I think the concern was conserving memory ( which was scarce back then) and not iterating through each substring.
I am very sceptical about that. Much safer and cleaner languages like ML and Lisp were contemporary to C, and were equally developed on memory-scarce hardware.
They were also comparatively slow, no? And their runtimes used up much more of that scarce memory than a C program did.
Maybe on the high-end machines in some fancy lab somewhere?

All I saw were 386's and 486's, and I am pretty sure every piece of software I ever used was either C or Turbo Pascal or direct assembly. In the mid-90s, Java appeared and I remember how horribly slow those Java apps were compared to C/Pascal code.

But does it even conserve memory? Copying a string when you have the length is 2 bytes of machine code on x86 (rep movsb).

Remember, code takes up memory too.

How do you drop nulls in the middle of a string without requiring O(N) extra space to restore the original characters?
Besides my DA/Algo classes in College, I've never used C seriously. And you know, it's semantics like this that really make me go WTF lol....

From strtok man page... "The first time that strtok() is called, str should be specified; subsequent calls, wishing to obtain further tokens from the same string, should pass a null pointer instead."

Really?? a null pointer.. This is valid code:

  char str[] = "C is fucking weird, ok? I said it, sue me.";
  char *result = strtok(str, ",");
  char *res = strtok(NULL, ",");
Why is that ok?
You have to understand the context, and the time period. Memory and CPU cycles were precious. All computers being 24/7 networked wasn't a thing, so security wasn't much of a concern. API design tended to reflect that.
Not mentioned in my initial comment, but yeah, I'm viscerally aware of the affect the time period and resources at the time have on API design in C and other languages from that time period.

The null pointer in place of the operand here just seemed like a really good quirk to point out

It's like this because the 1970s C programmer, typically a single individual, is expected to maintain absolute knowledge of the full context of everything at all times. So these functions (the old non-re-entrant C functions) just assume you - that solo programmer - will definitely know which string you're currently tokenising and would never have say, a sub-routine which also needs to tokenize strings.

All of this is designed before C11, which means that hilariously it's actually always Undefined Behaviour to write multi-threaded code in C. There's no memory ordering rules yet in the language, and if you write a data race (how could you not in multi-threaded code) then the Sequentially Consistent if Data Race Free proof, SC/DRF does not apply and in C all bets are off if you lose Sequential Consistency† So in this world that's enough, absolute mastery and a single individual keeping track of everything. Does it work? Not very well but hey, it was cheap.

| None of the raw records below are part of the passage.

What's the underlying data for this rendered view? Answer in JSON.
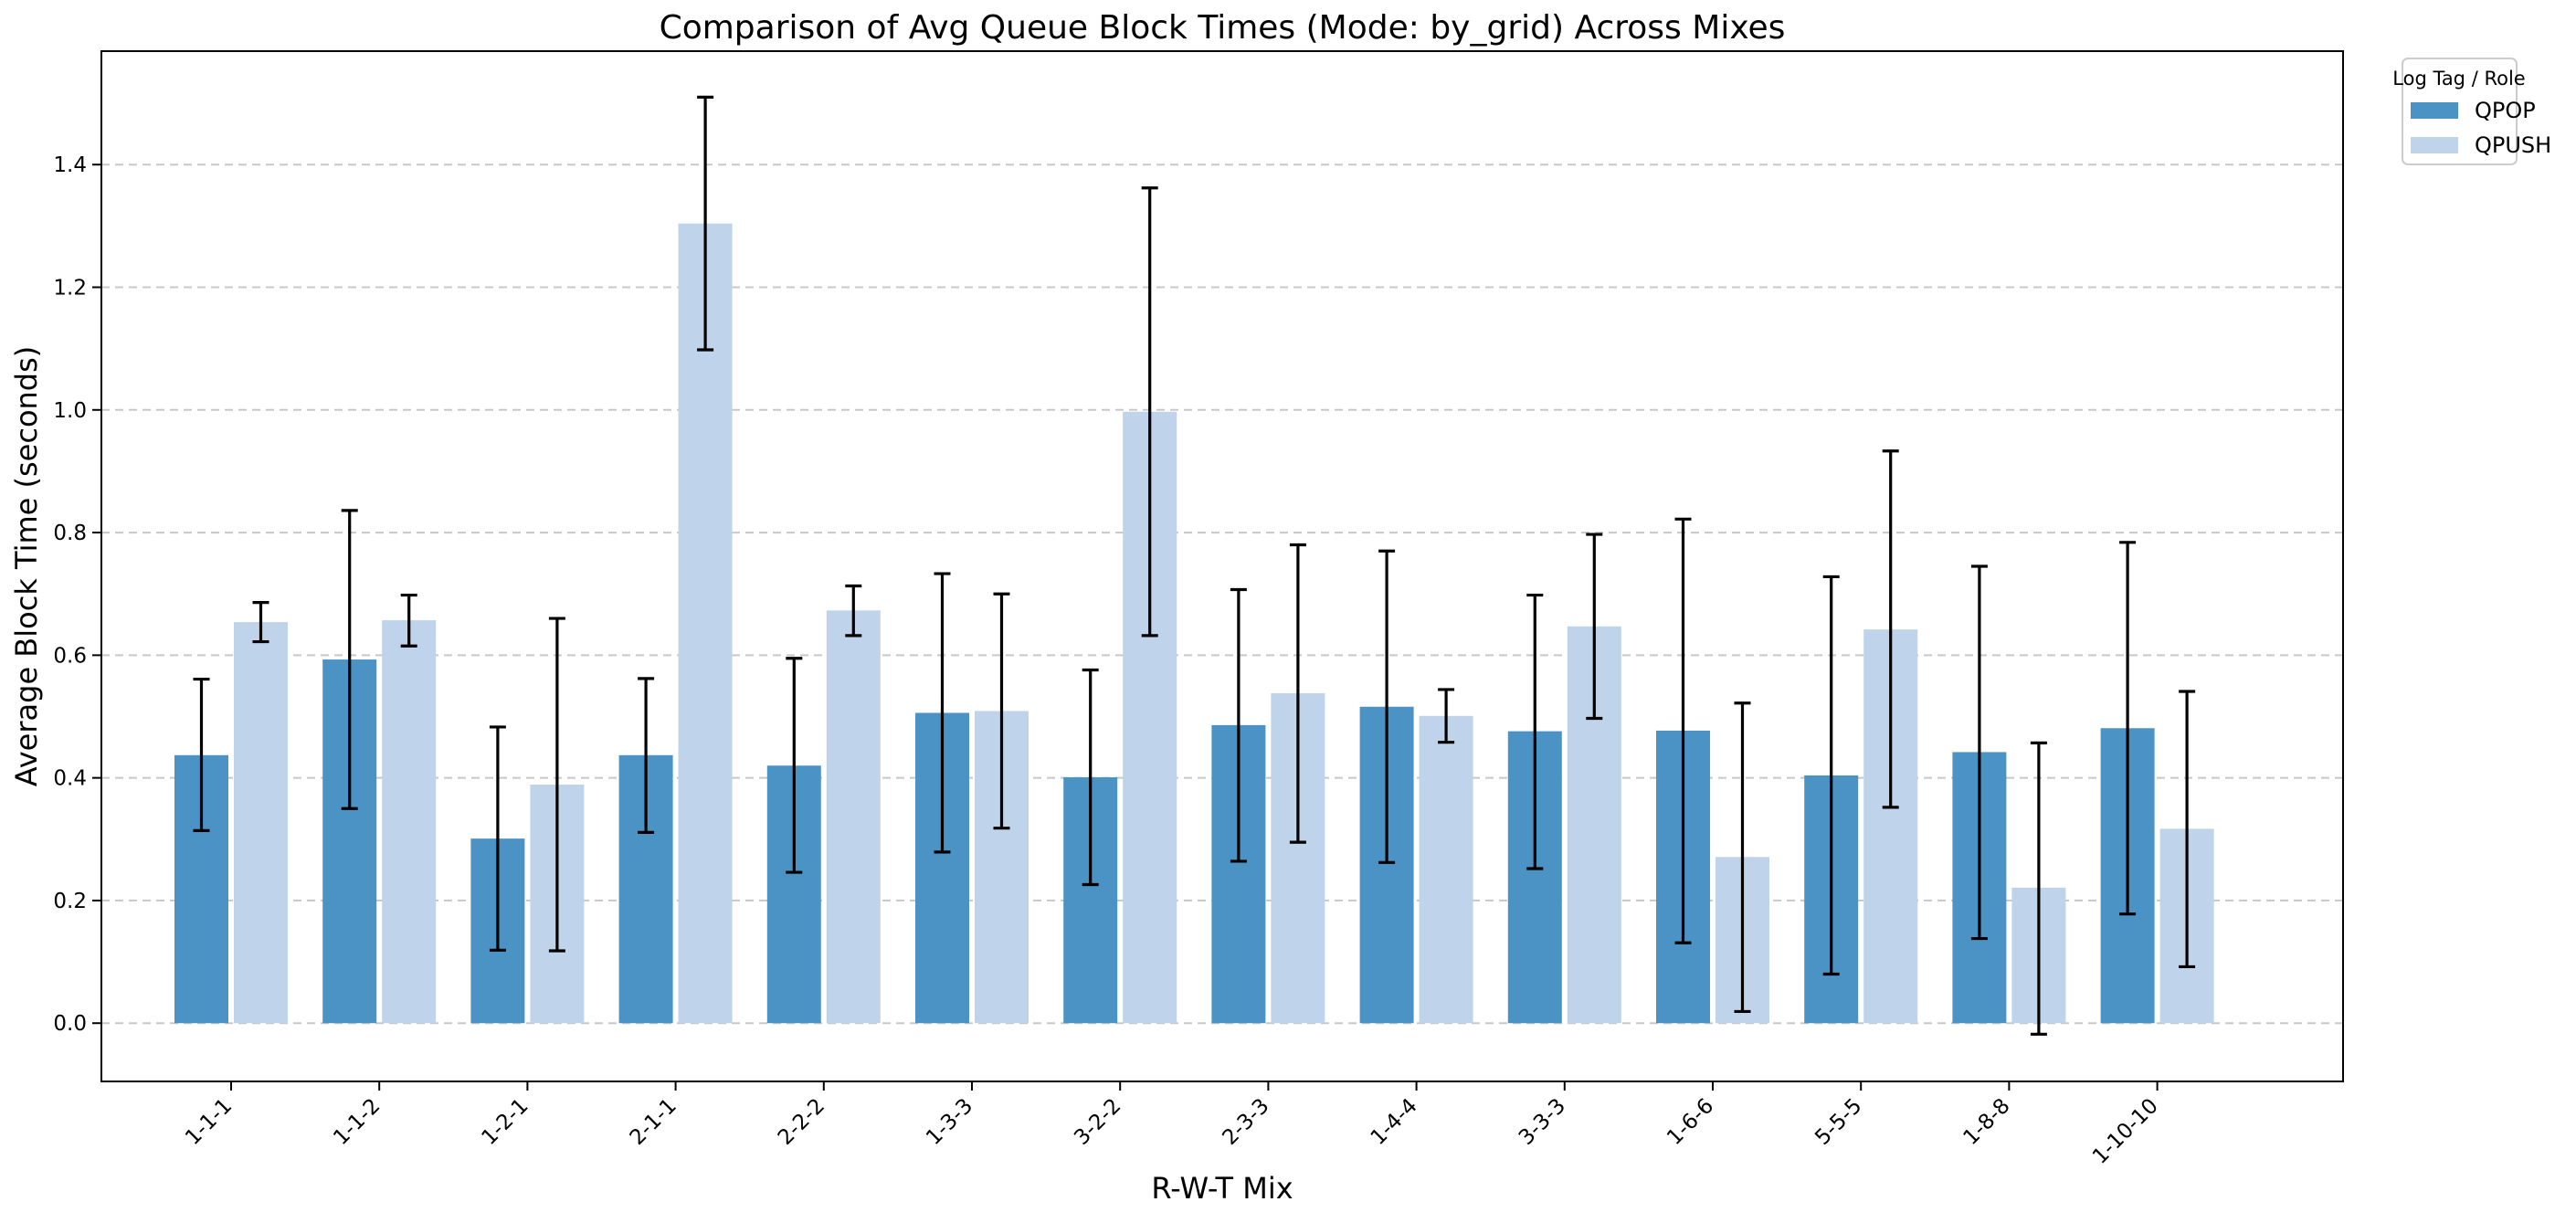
{
  "chart_data": {
    "type": "bar",
    "title": "Comparison of Avg Queue Block Times (Mode: by_grid) Across Mixes",
    "xlabel": "R-W-T Mix",
    "ylabel": "Average Block Time (seconds)",
    "categories": [
      "1-1-1",
      "1-1-2",
      "1-2-1",
      "2-1-1",
      "2-2-2",
      "1-3-3",
      "3-2-2",
      "2-3-3",
      "1-4-4",
      "3-3-3",
      "1-6-6",
      "5-5-5",
      "1-8-8",
      "1-10-10"
    ],
    "ylim": [
      -0.095,
      1.585
    ],
    "yticks": [
      0.0,
      0.2,
      0.4,
      0.6,
      0.8,
      1.0,
      1.2,
      1.4
    ],
    "ytick_labels": [
      "0.0",
      "0.2",
      "0.4",
      "0.6",
      "0.8",
      "1.0",
      "1.2",
      "1.4"
    ],
    "grid": "horizontal, dashed",
    "legend": {
      "title": "Log Tag / Role",
      "placement": "outside top-right"
    },
    "series": [
      {
        "name": "QPOP",
        "color": "#4c93c5",
        "values": [
          0.437,
          0.593,
          0.301,
          0.437,
          0.42,
          0.506,
          0.401,
          0.486,
          0.516,
          0.476,
          0.477,
          0.404,
          0.442,
          0.481
        ],
        "error_low": [
          0.314,
          0.35,
          0.119,
          0.311,
          0.246,
          0.279,
          0.226,
          0.264,
          0.262,
          0.252,
          0.131,
          0.08,
          0.138,
          0.178
        ],
        "error_high": [
          0.561,
          0.836,
          0.483,
          0.562,
          0.595,
          0.733,
          0.576,
          0.707,
          0.77,
          0.698,
          0.822,
          0.728,
          0.745,
          0.784
        ]
      },
      {
        "name": "QPUSH",
        "color": "#bfd3eb",
        "values": [
          0.654,
          0.657,
          0.389,
          1.304,
          0.673,
          0.509,
          0.997,
          0.538,
          0.501,
          0.647,
          0.271,
          0.642,
          0.221,
          0.317
        ],
        "error_low": [
          0.622,
          0.615,
          0.118,
          1.098,
          0.632,
          0.318,
          0.632,
          0.295,
          0.458,
          0.497,
          0.019,
          0.352,
          -0.018,
          0.092
        ],
        "error_high": [
          0.686,
          0.698,
          0.66,
          1.51,
          0.713,
          0.7,
          1.362,
          0.78,
          0.544,
          0.797,
          0.522,
          0.933,
          0.457,
          0.541
        ]
      }
    ]
  }
}
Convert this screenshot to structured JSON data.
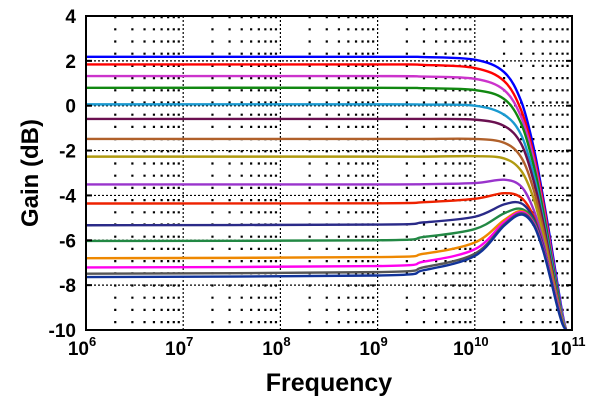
{
  "chart_data": {
    "type": "line",
    "title": "",
    "xlabel": "Frequency",
    "ylabel": "Gain (dB)",
    "xscale": "log",
    "xlim": [
      1000000.0,
      100000000000.0
    ],
    "ylim": [
      -10,
      4
    ],
    "grid": true,
    "xticks": [
      {
        "base": "10",
        "exp": "6"
      },
      {
        "base": "10",
        "exp": "7"
      },
      {
        "base": "10",
        "exp": "8"
      },
      {
        "base": "10",
        "exp": "9"
      },
      {
        "base": "10",
        "exp": "10"
      },
      {
        "base": "10",
        "exp": "11"
      }
    ],
    "yticks": [
      "4",
      "2",
      "0",
      "-2",
      "-4",
      "-6",
      "-8",
      "-10"
    ],
    "ytick_values": [
      4,
      2,
      0,
      -2,
      -4,
      -6,
      -8,
      -10
    ],
    "x": [
      1000000.0,
      1000000000.0,
      3000000000.0,
      10000000000.0,
      20000000000.0,
      30000000000.0,
      40000000000.0,
      50000000000.0,
      60000000000.0,
      70000000000.0,
      80000000000.0,
      87000000000.0
    ],
    "series": [
      {
        "color": "#0000ff",
        "values": [
          2.18,
          2.18,
          2.17,
          2.05,
          1.5,
          0.2,
          -1.8,
          -4,
          -6,
          -7.8,
          -9.3,
          -10
        ]
      },
      {
        "color": "#ff0000",
        "values": [
          1.84,
          1.84,
          1.82,
          1.68,
          1.1,
          -0.2,
          -2.1,
          -4.2,
          -6.2,
          -8,
          -9.4,
          -10
        ]
      },
      {
        "color": "#cc33cc",
        "values": [
          1.32,
          1.32,
          1.3,
          1.2,
          0.7,
          -0.5,
          -2.3,
          -4.4,
          -6.3,
          -8,
          -9.4,
          -10
        ]
      },
      {
        "color": "#118811",
        "values": [
          0.8,
          0.8,
          0.78,
          0.7,
          0.3,
          -0.8,
          -2.6,
          -4.6,
          -6.5,
          -8.1,
          -9.5,
          -10
        ]
      },
      {
        "color": "#1a9ad0",
        "values": [
          0.06,
          0.06,
          0.05,
          0,
          -0.4,
          -1.3,
          -3,
          -4.9,
          -6.7,
          -8.3,
          -9.5,
          -10
        ]
      },
      {
        "color": "#6a1050",
        "values": [
          -0.59,
          -0.59,
          -0.59,
          -0.62,
          -0.9,
          -1.7,
          -3.3,
          -5.1,
          -6.9,
          -8.4,
          -9.6,
          -10
        ]
      },
      {
        "color": "#b0602a",
        "values": [
          -1.48,
          -1.48,
          -1.48,
          -1.48,
          -1.65,
          -2.3,
          -3.7,
          -5.4,
          -7.1,
          -8.5,
          -9.6,
          -10
        ]
      },
      {
        "color": "#b09a10",
        "values": [
          -2.27,
          -2.27,
          -2.27,
          -2.25,
          -2.35,
          -2.9,
          -4.1,
          -5.7,
          -7.3,
          -8.6,
          -9.6,
          -10
        ]
      },
      {
        "color": "#9933cc",
        "values": [
          -3.51,
          -3.51,
          -3.5,
          -3.45,
          -3.3,
          -3.6,
          -4.6,
          -6,
          -7.5,
          -8.7,
          -9.7,
          -10
        ]
      },
      {
        "color": "#ee2200",
        "values": [
          -4.36,
          -4.35,
          -4.3,
          -4.15,
          -3.9,
          -4.1,
          -4.9,
          -6.2,
          -7.6,
          -8.8,
          -9.7,
          -10
        ]
      },
      {
        "color": "#2a2a88",
        "values": [
          -5.33,
          -5.3,
          -5.2,
          -4.95,
          -4.4,
          -4.35,
          -5,
          -6.2,
          -7.6,
          -8.8,
          -9.7,
          -10
        ]
      },
      {
        "color": "#228844",
        "values": [
          -6.03,
          -6,
          -5.85,
          -5.5,
          -4.8,
          -4.6,
          -5.1,
          -6.3,
          -7.6,
          -8.8,
          -9.7,
          -10
        ]
      },
      {
        "color": "#ee8800",
        "values": [
          -6.8,
          -6.75,
          -6.6,
          -6.1,
          -5.1,
          -4.7,
          -5.2,
          -6.3,
          -7.6,
          -8.8,
          -9.7,
          -10
        ]
      },
      {
        "color": "#ff00ee",
        "values": [
          -7.21,
          -7.15,
          -6.95,
          -6.4,
          -5.2,
          -4.75,
          -5.2,
          -6.3,
          -7.6,
          -8.8,
          -9.7,
          -10
        ]
      },
      {
        "color": "#555555",
        "values": [
          -7.49,
          -7.42,
          -7.2,
          -6.6,
          -5.3,
          -4.8,
          -5.25,
          -6.35,
          -7.65,
          -8.85,
          -9.7,
          -10
        ]
      },
      {
        "color": "#113399",
        "values": [
          -7.64,
          -7.57,
          -7.33,
          -6.7,
          -5.35,
          -4.85,
          -5.3,
          -6.4,
          -7.7,
          -8.9,
          -9.75,
          -10
        ]
      }
    ]
  }
}
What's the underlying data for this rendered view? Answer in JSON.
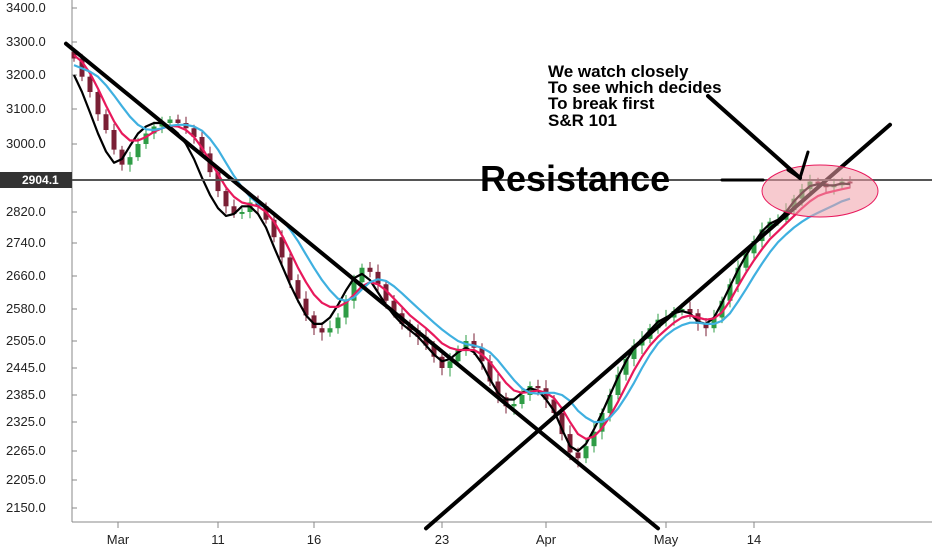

† This is common and you should assume you're fucked in any concurrent language which doesn't say otherwise. In safe Rust you can't write a data race so you're always SC, in Java losing SC is actually guaranteed safe (you probably no longer understand your program, but it does have a meaning and you could reason about it) but in many languages which say nothing it's game over because it was game over in C and they can't do better.